How then would we react if all the creations we’ve devised were taken from us and we were left with our natural abilities alone to survive? Without glasses, my world would be quite different. I would likely have known my parents’ faces differently than I do now. The course of my career is as much defined by my access to information thanks to the internet and computers as it is by what was available to me as a child in the early 2000s when I had a computer that was linked to a far less interwoven internet. How would we’ve handled the pandemic differently if we lacked the quick transportation between continents, let alone the ease of spreading information within our own countries to stay at home, wear masks, and such in 2020? Certainly, air travel helped spread the pandemic across the planet faster, yet to the rest I’m unsure what to say.
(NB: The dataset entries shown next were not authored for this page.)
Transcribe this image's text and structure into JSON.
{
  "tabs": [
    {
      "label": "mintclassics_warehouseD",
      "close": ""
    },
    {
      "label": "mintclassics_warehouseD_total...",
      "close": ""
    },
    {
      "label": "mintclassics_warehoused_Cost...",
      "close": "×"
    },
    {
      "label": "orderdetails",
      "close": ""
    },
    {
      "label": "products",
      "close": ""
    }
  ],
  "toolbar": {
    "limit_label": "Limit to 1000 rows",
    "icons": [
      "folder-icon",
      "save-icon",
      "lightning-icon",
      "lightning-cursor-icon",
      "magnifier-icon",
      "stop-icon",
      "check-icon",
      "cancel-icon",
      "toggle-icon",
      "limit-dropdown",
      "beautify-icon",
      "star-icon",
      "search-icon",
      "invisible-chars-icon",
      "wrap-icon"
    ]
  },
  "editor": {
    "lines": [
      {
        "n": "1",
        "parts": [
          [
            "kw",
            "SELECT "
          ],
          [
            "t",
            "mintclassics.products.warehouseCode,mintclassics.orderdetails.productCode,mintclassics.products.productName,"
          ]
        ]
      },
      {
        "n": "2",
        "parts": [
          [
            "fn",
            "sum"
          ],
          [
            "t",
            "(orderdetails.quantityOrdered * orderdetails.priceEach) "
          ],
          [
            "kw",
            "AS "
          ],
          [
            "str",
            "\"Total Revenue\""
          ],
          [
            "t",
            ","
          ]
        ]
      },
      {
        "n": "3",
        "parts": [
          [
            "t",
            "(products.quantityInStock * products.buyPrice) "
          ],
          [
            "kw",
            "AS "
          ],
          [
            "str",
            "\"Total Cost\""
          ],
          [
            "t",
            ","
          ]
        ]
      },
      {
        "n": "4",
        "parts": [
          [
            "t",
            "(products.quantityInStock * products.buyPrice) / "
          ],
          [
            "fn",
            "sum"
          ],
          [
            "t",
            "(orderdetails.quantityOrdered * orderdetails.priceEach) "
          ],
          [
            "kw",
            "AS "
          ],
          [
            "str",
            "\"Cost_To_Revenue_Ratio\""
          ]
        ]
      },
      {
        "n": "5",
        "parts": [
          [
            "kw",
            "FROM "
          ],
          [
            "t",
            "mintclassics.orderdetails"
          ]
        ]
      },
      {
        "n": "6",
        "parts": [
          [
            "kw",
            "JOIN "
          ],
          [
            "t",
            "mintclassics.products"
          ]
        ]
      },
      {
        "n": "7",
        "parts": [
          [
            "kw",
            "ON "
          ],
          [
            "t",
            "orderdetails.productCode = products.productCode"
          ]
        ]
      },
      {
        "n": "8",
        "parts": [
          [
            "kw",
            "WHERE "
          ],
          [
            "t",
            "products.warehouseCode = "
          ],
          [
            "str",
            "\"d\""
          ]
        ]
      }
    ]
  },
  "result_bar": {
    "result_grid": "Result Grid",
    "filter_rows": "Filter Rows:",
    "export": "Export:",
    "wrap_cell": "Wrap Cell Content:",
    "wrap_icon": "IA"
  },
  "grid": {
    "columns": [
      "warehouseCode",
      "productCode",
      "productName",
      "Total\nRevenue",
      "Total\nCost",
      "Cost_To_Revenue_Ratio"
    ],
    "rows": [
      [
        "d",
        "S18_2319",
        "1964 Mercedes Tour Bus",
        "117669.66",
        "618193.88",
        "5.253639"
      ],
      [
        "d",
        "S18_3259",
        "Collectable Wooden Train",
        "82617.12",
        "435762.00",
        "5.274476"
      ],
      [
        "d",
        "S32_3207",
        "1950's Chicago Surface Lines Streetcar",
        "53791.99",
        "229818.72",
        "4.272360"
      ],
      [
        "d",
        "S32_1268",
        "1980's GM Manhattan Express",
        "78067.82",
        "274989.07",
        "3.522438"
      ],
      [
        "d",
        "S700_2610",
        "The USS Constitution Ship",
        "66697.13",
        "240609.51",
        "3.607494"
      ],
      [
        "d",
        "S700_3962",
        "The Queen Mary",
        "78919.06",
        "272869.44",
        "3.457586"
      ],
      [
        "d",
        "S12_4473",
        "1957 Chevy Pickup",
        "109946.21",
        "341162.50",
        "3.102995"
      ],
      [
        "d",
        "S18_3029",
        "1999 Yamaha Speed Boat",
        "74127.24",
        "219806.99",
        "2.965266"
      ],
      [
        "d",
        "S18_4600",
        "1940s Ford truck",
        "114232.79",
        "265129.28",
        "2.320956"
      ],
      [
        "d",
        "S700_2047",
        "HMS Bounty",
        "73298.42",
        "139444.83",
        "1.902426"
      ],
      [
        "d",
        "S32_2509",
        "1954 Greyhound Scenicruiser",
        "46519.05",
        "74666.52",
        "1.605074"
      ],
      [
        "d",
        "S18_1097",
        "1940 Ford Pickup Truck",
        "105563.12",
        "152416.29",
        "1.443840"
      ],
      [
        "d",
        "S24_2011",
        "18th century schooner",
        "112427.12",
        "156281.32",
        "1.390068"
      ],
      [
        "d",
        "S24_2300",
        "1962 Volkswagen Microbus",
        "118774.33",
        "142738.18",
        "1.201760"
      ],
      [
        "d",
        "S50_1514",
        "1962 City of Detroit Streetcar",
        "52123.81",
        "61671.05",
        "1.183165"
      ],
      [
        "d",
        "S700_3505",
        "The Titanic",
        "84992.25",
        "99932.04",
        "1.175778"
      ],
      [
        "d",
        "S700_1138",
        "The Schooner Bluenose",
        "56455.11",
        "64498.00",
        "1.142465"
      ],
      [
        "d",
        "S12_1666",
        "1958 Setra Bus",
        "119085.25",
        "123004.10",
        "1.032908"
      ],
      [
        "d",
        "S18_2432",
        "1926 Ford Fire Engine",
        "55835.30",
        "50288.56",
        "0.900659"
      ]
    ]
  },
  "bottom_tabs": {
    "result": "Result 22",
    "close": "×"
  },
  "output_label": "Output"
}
In the middle of the last decade, I grew so used to my transatlantic connections that seeing those largely stripped away in 2020 left me feeling this sense of isolation that reminded me of the incomplete interpretation of the world by my unspectacled eyes. I grew further and further distant from my old life and developed new attachments here domestically that I’d not noticed before. For one, I stopped watching Doctor Who in 2020 and started watching Star Trek, moving from a show produced in Wales to one in California (and now also Canada) as my main source of escapist entertainment. Now again, having physically returned to Britain, my mind keeps returning there during the quiet moments.Yet those memories are inherently incomplete, filtered by a vision begotten by wishful intent to return to something long left behind. Like my moments each night gazing out before I drift off to sleep on a scene lacking clarity yet filled with enough quirks to keep me focused, and yes entertained. After all, what are our memories for but to keep us company in those quiet moments, a sort of built-in cinema in which the documentary features are about our own pasts, the blockbusters those stories we create just for ourselves. Some of those will find their way onto paper and maybe out into the world for others to one day read. Without all of the tools we’ve created, those stories would take much longer to travel far, and would see their fullest life in their original telling for us alone.